Self-insured employers increasingly are testing new plan designs and tougher negotiation tactics with providers in hopes of discovering new and better ways to tamp down health care costs.
For instance, companies are beginning to adopt the “value-based” model in hopes of keeping small health issues from swelling into major catastrophes.
In a recent online post by SmartHR Manager
, Gary Rost, executive director of the Savannah Business Group, noted that self-insured companies that want to shift to a value-based plan — in which treatments and procedures are analyzed with effectiveness and cost in mind — must tackle three major tasks:
1. Find and purchase from the high-performing medical provider in their area
2. Design a benefit that will steer their employees to that provider
3. Emphasize preventive care so chronic conditions do not become costly
The first step for employers, Rost said, is to examine their current plan and determine areas of failure. Once data are gathered on who is using what services (and how they’re using them), employers can work on building the best network and designing incentives that will guide workers to providers who understand the value-based philosophy and will deliver the best care at the best price.
Beyond the plan design, self-insured employers can take a number of other steps to make their health plan better, according to Karrie Andes, a senior benefits manager for PGi. In a recent article forEmployee Benefit News
, Andes offers a number of tips to help self-funded companies secure the best plan, including:
- Try to negotiate rates upfront for two or three years
- Be aware of any limits on claim audits
- Explore savings by carving out disease management, pharmacy benefits and other features
- Look for a transparent pharmacy model, which allows the pharmacy benefit manager to pass full rebates to your company
Although managing a self-funded plan can be a challenge, the concept has its benefits, according to a recent report by Kaiser Health News
. Self-funding can offer significant savings for companies by reducing administrative costs and allowing them to offer a single plan across state lines, the report noted.

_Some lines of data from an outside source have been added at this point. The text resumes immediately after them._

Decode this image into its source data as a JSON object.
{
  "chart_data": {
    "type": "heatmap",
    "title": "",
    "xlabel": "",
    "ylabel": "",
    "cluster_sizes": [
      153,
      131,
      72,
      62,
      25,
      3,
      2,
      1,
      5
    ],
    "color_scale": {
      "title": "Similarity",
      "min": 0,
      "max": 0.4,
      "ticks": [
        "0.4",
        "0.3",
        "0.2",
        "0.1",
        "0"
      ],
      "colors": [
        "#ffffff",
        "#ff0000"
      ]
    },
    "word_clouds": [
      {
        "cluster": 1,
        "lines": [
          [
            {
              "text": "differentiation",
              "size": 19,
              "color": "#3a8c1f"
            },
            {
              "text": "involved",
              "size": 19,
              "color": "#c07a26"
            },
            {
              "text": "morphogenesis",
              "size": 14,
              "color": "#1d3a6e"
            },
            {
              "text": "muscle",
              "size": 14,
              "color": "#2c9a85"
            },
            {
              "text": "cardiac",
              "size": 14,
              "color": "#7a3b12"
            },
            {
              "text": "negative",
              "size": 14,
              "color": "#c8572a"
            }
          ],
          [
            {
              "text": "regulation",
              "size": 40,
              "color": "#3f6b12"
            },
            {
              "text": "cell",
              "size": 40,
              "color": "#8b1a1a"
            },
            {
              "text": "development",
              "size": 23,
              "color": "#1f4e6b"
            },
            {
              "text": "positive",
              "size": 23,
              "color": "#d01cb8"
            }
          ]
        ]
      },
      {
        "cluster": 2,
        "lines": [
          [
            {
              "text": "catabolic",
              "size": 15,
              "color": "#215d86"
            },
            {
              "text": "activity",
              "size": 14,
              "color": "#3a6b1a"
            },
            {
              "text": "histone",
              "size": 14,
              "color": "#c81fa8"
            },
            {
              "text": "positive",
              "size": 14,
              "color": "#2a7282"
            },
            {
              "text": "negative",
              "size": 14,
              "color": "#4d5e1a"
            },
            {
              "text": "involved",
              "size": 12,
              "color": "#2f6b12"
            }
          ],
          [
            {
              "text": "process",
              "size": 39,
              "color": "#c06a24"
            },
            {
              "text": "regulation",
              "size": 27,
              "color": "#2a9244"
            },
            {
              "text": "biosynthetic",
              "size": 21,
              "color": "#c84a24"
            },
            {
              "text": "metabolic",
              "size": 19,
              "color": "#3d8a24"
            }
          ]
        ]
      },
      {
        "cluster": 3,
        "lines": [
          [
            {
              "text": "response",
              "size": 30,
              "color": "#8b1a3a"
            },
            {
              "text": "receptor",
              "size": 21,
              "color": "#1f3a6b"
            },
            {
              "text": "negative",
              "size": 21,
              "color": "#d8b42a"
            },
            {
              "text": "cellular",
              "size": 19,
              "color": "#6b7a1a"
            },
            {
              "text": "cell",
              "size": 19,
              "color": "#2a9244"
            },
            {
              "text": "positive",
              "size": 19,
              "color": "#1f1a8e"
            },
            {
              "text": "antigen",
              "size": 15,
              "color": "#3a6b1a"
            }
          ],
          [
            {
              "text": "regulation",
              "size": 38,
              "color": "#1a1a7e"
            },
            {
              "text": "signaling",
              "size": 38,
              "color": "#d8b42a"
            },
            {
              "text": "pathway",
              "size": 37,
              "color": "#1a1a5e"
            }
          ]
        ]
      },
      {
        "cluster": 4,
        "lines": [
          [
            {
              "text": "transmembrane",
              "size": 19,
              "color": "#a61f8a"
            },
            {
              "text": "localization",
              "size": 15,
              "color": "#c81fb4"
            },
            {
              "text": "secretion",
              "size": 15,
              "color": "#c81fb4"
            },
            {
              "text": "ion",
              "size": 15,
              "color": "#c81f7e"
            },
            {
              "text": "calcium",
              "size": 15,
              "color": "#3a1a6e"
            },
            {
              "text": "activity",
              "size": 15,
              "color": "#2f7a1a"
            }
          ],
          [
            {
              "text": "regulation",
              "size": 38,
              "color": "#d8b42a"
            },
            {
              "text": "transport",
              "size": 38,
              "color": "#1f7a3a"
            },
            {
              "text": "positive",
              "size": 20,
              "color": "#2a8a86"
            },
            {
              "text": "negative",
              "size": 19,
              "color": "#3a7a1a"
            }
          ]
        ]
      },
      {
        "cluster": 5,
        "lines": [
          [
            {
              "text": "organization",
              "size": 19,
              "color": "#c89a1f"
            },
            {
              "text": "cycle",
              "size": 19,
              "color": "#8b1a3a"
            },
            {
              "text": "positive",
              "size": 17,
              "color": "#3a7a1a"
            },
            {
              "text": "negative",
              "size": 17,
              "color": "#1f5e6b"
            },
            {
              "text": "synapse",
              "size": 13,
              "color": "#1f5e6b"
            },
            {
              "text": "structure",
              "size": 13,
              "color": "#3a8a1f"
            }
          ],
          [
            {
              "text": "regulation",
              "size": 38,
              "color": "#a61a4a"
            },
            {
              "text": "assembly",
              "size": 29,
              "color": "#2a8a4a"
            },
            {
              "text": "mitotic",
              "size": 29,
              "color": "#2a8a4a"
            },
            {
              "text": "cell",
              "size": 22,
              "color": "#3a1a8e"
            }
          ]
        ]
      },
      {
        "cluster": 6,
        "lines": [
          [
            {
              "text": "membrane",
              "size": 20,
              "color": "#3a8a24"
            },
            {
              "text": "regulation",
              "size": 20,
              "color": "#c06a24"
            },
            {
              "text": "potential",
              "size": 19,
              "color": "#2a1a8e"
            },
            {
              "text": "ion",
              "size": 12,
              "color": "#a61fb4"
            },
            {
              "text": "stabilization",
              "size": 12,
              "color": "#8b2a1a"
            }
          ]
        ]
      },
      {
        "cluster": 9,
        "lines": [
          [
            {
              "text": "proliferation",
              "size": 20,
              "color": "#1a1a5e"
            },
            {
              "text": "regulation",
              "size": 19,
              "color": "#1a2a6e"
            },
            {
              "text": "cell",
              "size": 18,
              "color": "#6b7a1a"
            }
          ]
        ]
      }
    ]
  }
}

While the self-funded model is not for every company, the number of larger employers that have opted to self-insure has grown significantly over the past decade. According to data from the Employee Benefit Research Institute in the KHN report, 68.5 percent of employers with 50 or more workers were self-insured in 2011, compared with 57.8 percent in 2001. However, the number of smaller employers (fewer than 50 workers) who opt for self-funding actually dipped during that time period (10.8 percent in 2011, compared with 12 percent in 2001).